I hope you are a child who gets force vaccinated.
Is it possible to go over to the parents house with a humble heart and open arms to just discuss your thoughts? Sure they might slam the door in your face. God wants us to take bold actions and it would be bold of you to try and invite new information into their family. Maybe start off by saying “I know you are uncomfortable with me being here and I am afraid as well and the only reason I am here is to save your baby girls life. Please give me 15 minutes of your time even if you don’t believe me let me show you some things before you give your daughter an experimental drug that you cannot ungive.”

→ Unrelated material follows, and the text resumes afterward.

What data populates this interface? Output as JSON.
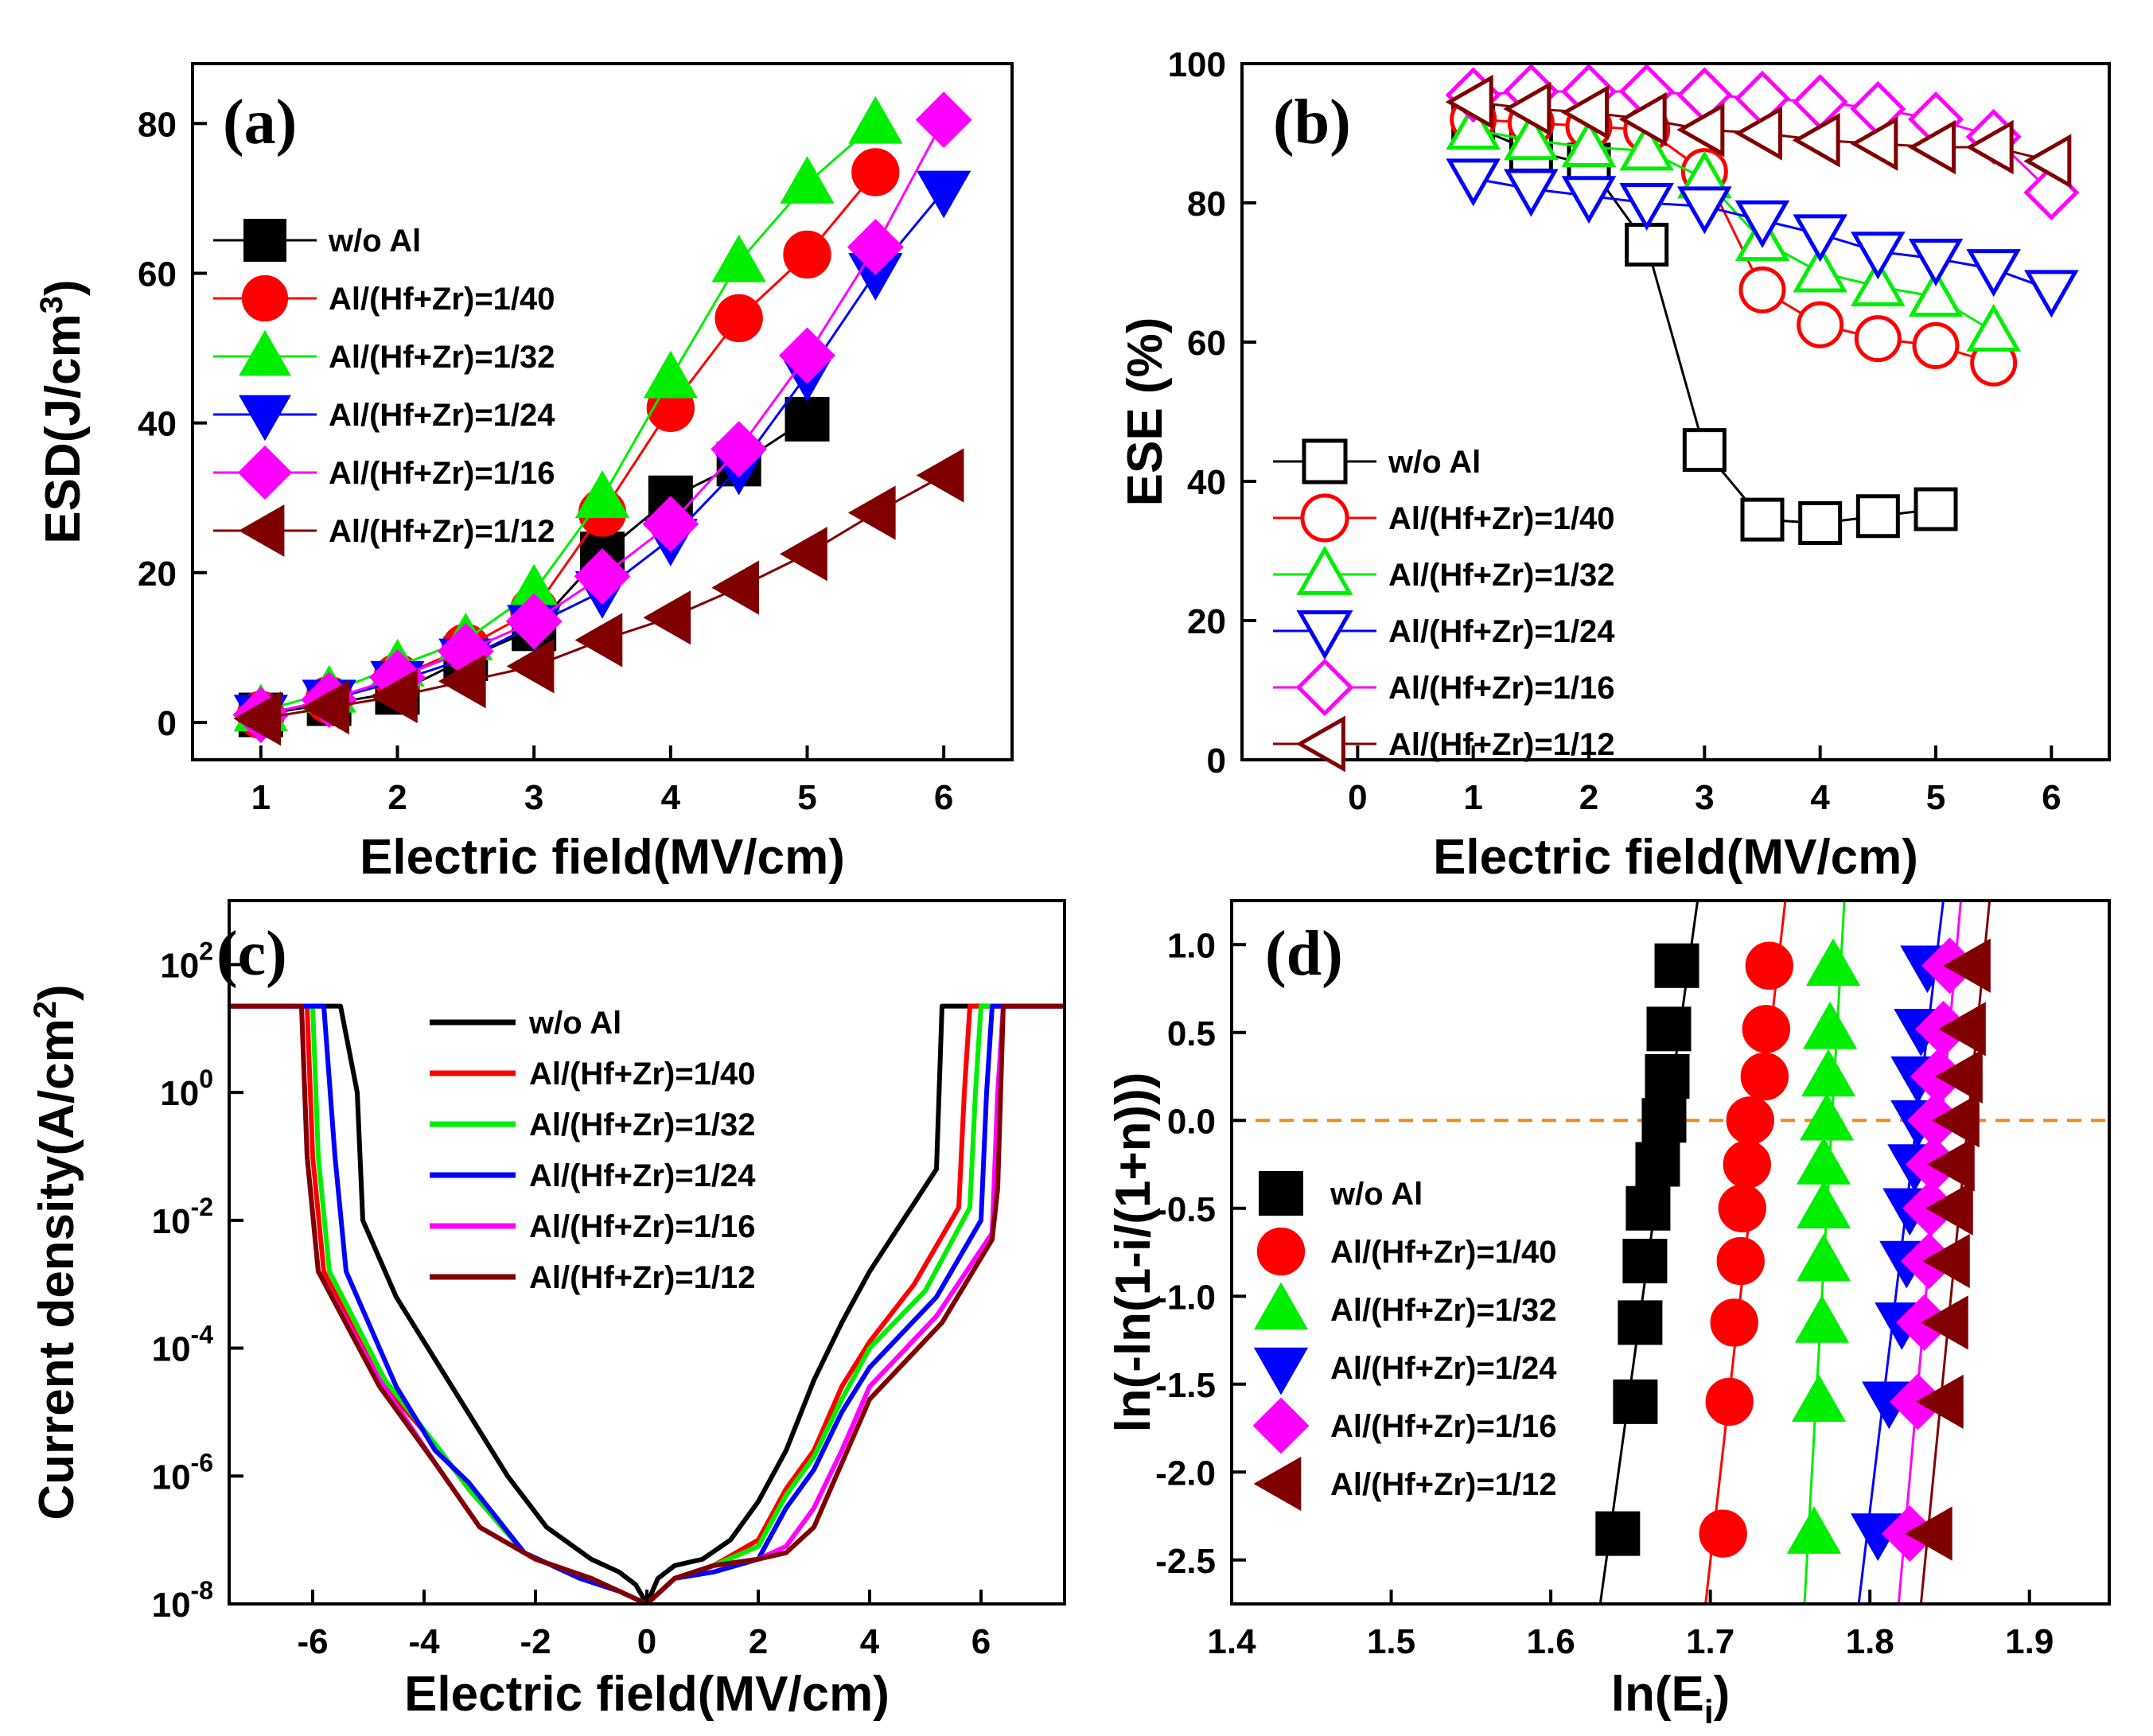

Im not saying take the family hostage, tie them up and force them to watch a documentary or two. Or am I? Jk!!
Sorry that her parents are this brainwashed.
No one can actually be “forced” to take it. If the parents drag her somewhere to get it and she says to the nurse “I do not consent to this” then the nurse can not and will not do it.
It's a travesty, but you should mind your own business. You could make a plea directly to the parents, but subverting their authority is wrong.
How old for emancipation?
16 years old here is the minimum age.
Brain-washing has consequences. Stay out of it.
Nothing you can do about someone else's kid. But be prepared if she does get it she and your son should break up because of shedding onto him and rest of your family
I love that you constantly post this so people are able to glean the wonderful amount of info you have gathered. Technically I would be not be able to make a post like this so I just love seeing it posted over and over again when people really need the info! You are a lifesaver!
It's wonderful to have such a needed profession that benefits us greatly. Again...we ALL appreciate your knowledge, time and effort! Now don't go getting a big head...haha.
It would be less disruptive if you simply put the info. on a web page and posted a link to it.